The latest SMMT data on car production show that in July, UK manufacturers assembled less than 54,000 new cars. This is the worst July figure since 1956 and a 37.4% year-on-year decline . Up until March this year, car production had seen reasonable month-on-month growth rates and seemed to be recovering from its 2020 woes but an array of factors including the effects of the ‘pingdemic’ and semi-conductor shortage have troubled the sector since.
Despite this month’s weak data, the industry is still just about on the path to surpass last year’s production output with 1.2 million cars targeted to be assembled over the course of 2021. Still, this is an extremely low figure by historical standards.

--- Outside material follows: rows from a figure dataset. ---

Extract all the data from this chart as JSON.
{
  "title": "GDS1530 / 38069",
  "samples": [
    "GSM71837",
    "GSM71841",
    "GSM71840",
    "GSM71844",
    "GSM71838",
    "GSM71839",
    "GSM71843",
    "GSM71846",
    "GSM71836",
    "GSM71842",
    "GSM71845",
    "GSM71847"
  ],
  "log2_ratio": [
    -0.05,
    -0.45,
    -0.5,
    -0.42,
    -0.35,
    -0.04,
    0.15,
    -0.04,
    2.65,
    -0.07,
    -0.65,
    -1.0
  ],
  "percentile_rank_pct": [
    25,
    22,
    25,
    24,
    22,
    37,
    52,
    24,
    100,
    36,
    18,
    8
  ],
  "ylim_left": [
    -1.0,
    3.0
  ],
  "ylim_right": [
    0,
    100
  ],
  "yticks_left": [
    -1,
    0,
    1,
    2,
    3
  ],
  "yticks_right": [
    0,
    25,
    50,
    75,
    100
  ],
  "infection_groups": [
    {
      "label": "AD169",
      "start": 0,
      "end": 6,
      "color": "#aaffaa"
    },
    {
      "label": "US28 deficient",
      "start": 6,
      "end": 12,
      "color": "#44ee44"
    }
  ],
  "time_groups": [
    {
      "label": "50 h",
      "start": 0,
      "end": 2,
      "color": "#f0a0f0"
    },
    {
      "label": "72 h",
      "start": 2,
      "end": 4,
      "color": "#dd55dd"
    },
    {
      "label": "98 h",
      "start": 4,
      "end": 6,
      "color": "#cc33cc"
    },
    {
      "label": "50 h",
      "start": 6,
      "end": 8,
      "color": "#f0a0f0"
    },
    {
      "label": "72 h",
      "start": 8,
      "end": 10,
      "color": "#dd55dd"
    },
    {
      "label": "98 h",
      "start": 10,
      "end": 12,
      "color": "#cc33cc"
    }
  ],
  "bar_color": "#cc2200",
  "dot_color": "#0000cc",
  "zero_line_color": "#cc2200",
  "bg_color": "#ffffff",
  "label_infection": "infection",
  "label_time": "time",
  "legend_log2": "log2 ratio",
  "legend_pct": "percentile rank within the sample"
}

Taking a longer-term view, it is clear that the problems of the UK car industry go back well beyond the start of the pandemic.
In the second half of the last century, the revival of the UK car industry was based on Japanese investors setting up plants in the UK for export to the EU. This worked well as a model – the UK Japanese car plants are generally seen as a success with some of the highest productivity figures in the world. UK production is heavily export-oriented: in 2020 more than 80% of new vehicles were sent abroad, with the most common destination being the EU, where 53.5% of the exported cars are delivered.
Over the past two decades, however, car producers have come under pressure on multiple fronts. On the demand side, the market saturation led to lower sales figures in the domestic market with sales hovering around 1.5 million in 2017 and 2018. In 2019, sales dropped further, and the UK lost its position as the Europe’s second largest car market to France. Vehicles produced at lower cost in Korea and increasingly China added to the woes of the domestic industry.
Add to this the longer-term challenges of Brexit and the net zero agenda and its implications for the transport sector are vast. The threat of a no-deal Brexit was one of the main concerns of the car industry following the 2016 referendum and although a deal was finally struck at the 11th hour last year, some damage had already been done. Moreover, the impact of Brexit heavily overlapped with the Japan – EU trade deal which removed much of the need to manufacture in the UK (where the domestic market could largely be supplied from production for the Japanese domestic market which, along with India, is the only other major market to drive on the left).
Consequences of Brexit and the move to net zero are reflected in business’ investment decisions: while Honda is planning to close its Swindon factory in 2022, Nissan recently announced plans to invest £1bn in a new battery plant in Britain, supported by £180m of Government funding for its „gigafactory”.
So, in effect, the pandemic as well as the current chip shortage hit the UK’s car industry when it was already on a downward trend. In the short-term, we might be optimistic to expect a bounce-back from the low base of 2020, although all depends on how quickly supply chain bottlenecks can be resolved.
In the long term, the decline in car usage is the more pressing issue for UK car manufacturers. Remote working has led to a decrease in the number of commuters over the past 18 months. Moreover, part of government policy will aim to reduce private car ownership in a bid to limit emission from transport sector.